One potential benefit but also possible issue is the way this interacts with functions like predict. On the pro side, since our object gets saved, our methods get called when building the new data frame for prediction. On the con side, with the current implementation, if the new data doesn't have any missing data for a column that was missing in the original data, we get a mismatch on the model matrix size.

It might be possible to take care of the above problem with a special terms object that indicates which columns must be imputed. Right now, there's a basically empty terms function to make sure we get called. This could probably be smarter all around.

benthestatistician commented 9 years ago

This approach looks very very promising. Perhaps it will help us knock out a number of the fill.NAs related issues in our issue queue. In terms of coherence w/ the ordinary modeling workflow, and with R's presumptions about model building and the like, it's a substantial advance on what we have now.

It's also a relatively large change, the kind that could expose coverage gaps in our testing. @josherrickson , could you review changes in the fillNAObject branch with a view to such gaps, coordinating w/ Mark on fixes & additions? @markmfredrickson, depending on what you and Josh identify this might go into the next release or the one after that; happy to have you decide.

benthestatistician commented 9 years ago

Speaking of gaps in testing, in optmatch 0.9-5 the below fails, as discussed in comments to #103:

> glm(fill.NAs(pr~cap+factor(ne), data=nuclearplants), family=binomial)
Error in model.matrix.default(mt, mf, contrasts) : 
  model frame and formula mismatch in model.matrix()

Noting this here in interests of getting this into testing suite.

benthestatistician commented 9 years ago

Another something to include in testing suite: check that sandwich:::estfun.glm generates estimating functions corresponding to generated .NA columns as well as columns present in original data frame, and in general that the new fill.NAs plays nicely with bread and meat utility functions in the sandwich package. (In this regard it might be helpful to set up a new na.action and corresponding naresid method; see definition of sandwich:::estfun.glm.)

benthestatistician commented 7 years ago

Checking in with this after a little hiatus. @markmfredrickson would it seem like a little thing or a big thing to take up this thread from here? (Perhaps the answer is in your comments earlier on this thread, but I couldn't clearly see.) If it's a little thing, then I'd support your trying to update the fillNAObjects branch and applying the fix you note to address the problem you named.

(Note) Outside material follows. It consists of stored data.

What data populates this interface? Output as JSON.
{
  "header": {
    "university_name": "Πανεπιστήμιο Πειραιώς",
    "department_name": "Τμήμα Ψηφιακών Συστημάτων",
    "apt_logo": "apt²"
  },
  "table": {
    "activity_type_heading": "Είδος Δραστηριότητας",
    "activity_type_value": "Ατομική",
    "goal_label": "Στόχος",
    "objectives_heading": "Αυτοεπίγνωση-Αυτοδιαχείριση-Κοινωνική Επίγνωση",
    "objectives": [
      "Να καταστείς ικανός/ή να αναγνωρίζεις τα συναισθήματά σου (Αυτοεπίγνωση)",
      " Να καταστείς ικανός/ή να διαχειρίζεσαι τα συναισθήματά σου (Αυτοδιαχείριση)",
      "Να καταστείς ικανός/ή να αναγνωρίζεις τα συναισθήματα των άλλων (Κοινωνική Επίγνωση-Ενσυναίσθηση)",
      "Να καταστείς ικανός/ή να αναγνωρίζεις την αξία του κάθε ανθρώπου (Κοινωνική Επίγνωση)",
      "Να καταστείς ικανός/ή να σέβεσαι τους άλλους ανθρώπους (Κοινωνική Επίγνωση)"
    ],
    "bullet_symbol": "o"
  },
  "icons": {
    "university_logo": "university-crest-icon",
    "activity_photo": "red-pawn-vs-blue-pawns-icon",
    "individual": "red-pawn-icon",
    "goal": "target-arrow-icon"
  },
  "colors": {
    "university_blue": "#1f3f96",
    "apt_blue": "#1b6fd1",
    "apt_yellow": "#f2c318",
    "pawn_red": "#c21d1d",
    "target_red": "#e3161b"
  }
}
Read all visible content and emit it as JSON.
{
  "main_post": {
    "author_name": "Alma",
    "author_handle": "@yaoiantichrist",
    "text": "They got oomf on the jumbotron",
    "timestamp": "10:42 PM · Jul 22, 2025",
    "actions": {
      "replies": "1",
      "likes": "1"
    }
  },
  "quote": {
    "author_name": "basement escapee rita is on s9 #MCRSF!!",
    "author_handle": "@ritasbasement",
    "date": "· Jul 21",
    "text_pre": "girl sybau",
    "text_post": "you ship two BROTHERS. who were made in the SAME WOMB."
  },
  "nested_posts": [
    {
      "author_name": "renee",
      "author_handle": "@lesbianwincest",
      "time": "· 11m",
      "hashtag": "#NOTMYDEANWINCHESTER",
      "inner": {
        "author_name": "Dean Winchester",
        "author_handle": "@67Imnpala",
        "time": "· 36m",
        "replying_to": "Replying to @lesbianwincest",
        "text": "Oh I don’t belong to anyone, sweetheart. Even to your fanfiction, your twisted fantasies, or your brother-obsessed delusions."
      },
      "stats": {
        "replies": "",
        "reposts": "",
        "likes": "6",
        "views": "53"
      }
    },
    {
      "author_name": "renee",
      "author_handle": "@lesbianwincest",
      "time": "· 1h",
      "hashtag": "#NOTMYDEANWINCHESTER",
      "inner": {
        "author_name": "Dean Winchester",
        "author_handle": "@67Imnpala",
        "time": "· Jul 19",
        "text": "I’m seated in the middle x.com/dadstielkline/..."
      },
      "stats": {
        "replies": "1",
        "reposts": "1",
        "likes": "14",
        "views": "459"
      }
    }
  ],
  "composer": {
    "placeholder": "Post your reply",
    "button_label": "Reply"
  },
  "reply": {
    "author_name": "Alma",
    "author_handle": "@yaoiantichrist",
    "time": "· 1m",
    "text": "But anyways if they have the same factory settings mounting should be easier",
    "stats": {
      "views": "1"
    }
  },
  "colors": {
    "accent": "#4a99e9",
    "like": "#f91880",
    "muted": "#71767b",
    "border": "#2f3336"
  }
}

The call I made two years ago for a survey of testing gaps shouldn't hold us back any more.

If it seems like more then a little thing to address then this issue and #39 can be tagged "no action", potentially also closed without resolution. (At least, without resolution other than noting the relevant limitations in fill.NAs documentation and/or adding warnings or error messages.) Anyway looking forward to hearing your thoughts, Mark.